Varshangalkku Shesham review: Vineeth Sreenivasan’s tale of friendship is earnest but melodramatic
Varshangalkku Shesham review: The film captures how the film industry is not easy for outsiders and every Friday is a test of your talent.
Varshangalkku Shesham review: A tale that revolves around friendship and cinema seems to be a match made in heaven, especially when it is written and directed by someone who grew up in the film industry and casts his friends as the actors. Actor, writer and director Vineeth Sreenivasan (actor-filmmaker Sreenivasan’s son) has chosen to cast his brother, Dhyan Sreenivasan as Venu and his friend, Pranav Mohanlal (Mohanlal’s son) as Murali, the two friends which Varshangalkku Shesham revolves around. (Also Read: Aavesham movie review: Fahadh Faasil makes this gangster comedy outstanding)
While this story explores two friends and their lives in the movie world between from the 1970s to several decades later, it is quite different from any of the previous films that have been released in recent times.
The plot
As a teenager in Kannur, Venu is an aspiring writer who is hopeless at studies and whiles away his time with Shakespeare Shekar’s theatre troupe. Meanwhile, Murali is a musician (violinist) who wants to be a ghazal music composer and ekes out a meagre living, playing at events, which he blows up on alcohol. They both have dreams of making it big one day in their different fields and one fine day, decide to move to Madras to try their luck with cinema.
Venu and Murali believe that their friendship would only grow stronger over the years but life in the big film industry is not what they thought it would be. Every day, Venu does odd jobs to learn the skill of direction and Murali begs musicians to let him play for a song. One day, their fate changes when Murali is able to get a producer for Venu and the rest is history.
When Venu asks his friend to compose music for his film, Murali hides that he doesn’t want to be a music director for films, but hopes to be taken more seriously. Venu becomes a successful director but Murali’s career graph plummets and the friends drift apart. The film explores what happens after.
A love letter that doesn't always work
If the first half is dedicated to the early years of Venu-Murali’s friendship, the second half takes us to the later years bringing in more humour with other characters, like actor Nithin Molly (Nivin Pauly) and assistant director Pradeep (Basil Joseph).
Director and writer Vineeth Sreenivasan has given us some excellent films earlier but this ‘love letter to cinema’ at 2 hours and 45 minutes does get trying after a while.
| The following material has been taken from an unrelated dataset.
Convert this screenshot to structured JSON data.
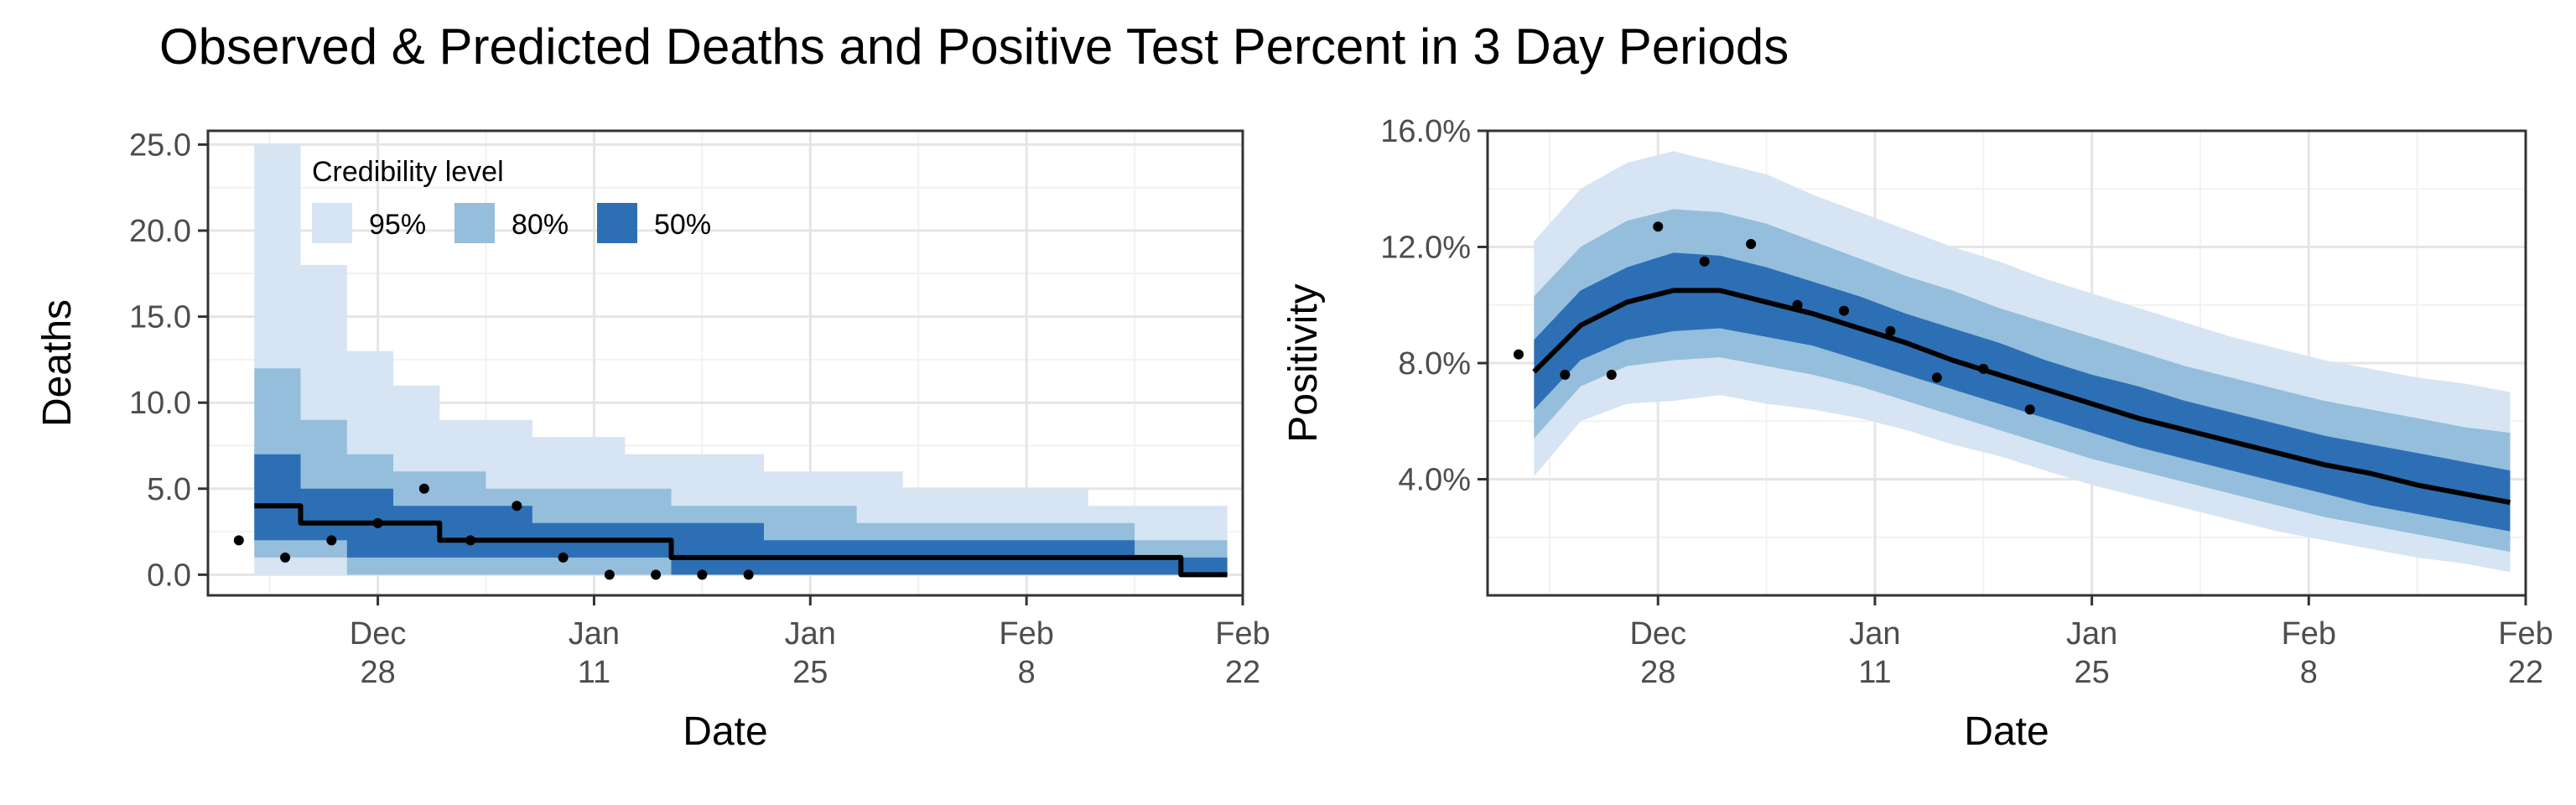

He has been able to capture how the film industry was at that time peppering it with plenty of inside jokes, references to older directors, actors and films, and how survival deemed it necessary to manipulate people. Nostalgia abounds but the writing, unfortunately, is choppy. The first half is highly melodramatic and the tone completely shifts in the second half to humour and light-heartedness.
Speaking about Venu-Murali’s friendship and their falling out, the point of conflict between Venu and Murali is weak and left unexplained. Moreover, the on-screen chemistry between Dhyan and Pranav is lacklustre and lacks the depth that such die-hard friends should ideally have. There are no hard-hitting flashpoints in their friendship in the best of times or the worst of times.
Nivin Pauly kicks it up a notch
However, what takes the film up several notches is Nivin Pauly’s appearance as Nithin Molly in the second half. The talented actor kills it with his narcissistic role that captures everything from body shaming to trolling to nepotism and has you chuckling away. While his role may be a cameo, it is the highlight of the film as he walks away with the claps.
As for the performances of Dhyan and Pranav, Dhyan makes more of an impact than Pranav as his role is more emotional. Kalyani Priyadarshan, who appears in a cameo as Pranav’s love interest, doesn’t really have too much to do.
Final thoughts
Varshangalkku Shesham is possibly Vineeth Sreenivasan’s take on how there are those in the film industry who don’t sell out come what may. The film also captures how the film industry is not easy for outsiders and every Friday is a test of your talent. And this film is likely to test Vineeth Sreenivasan too.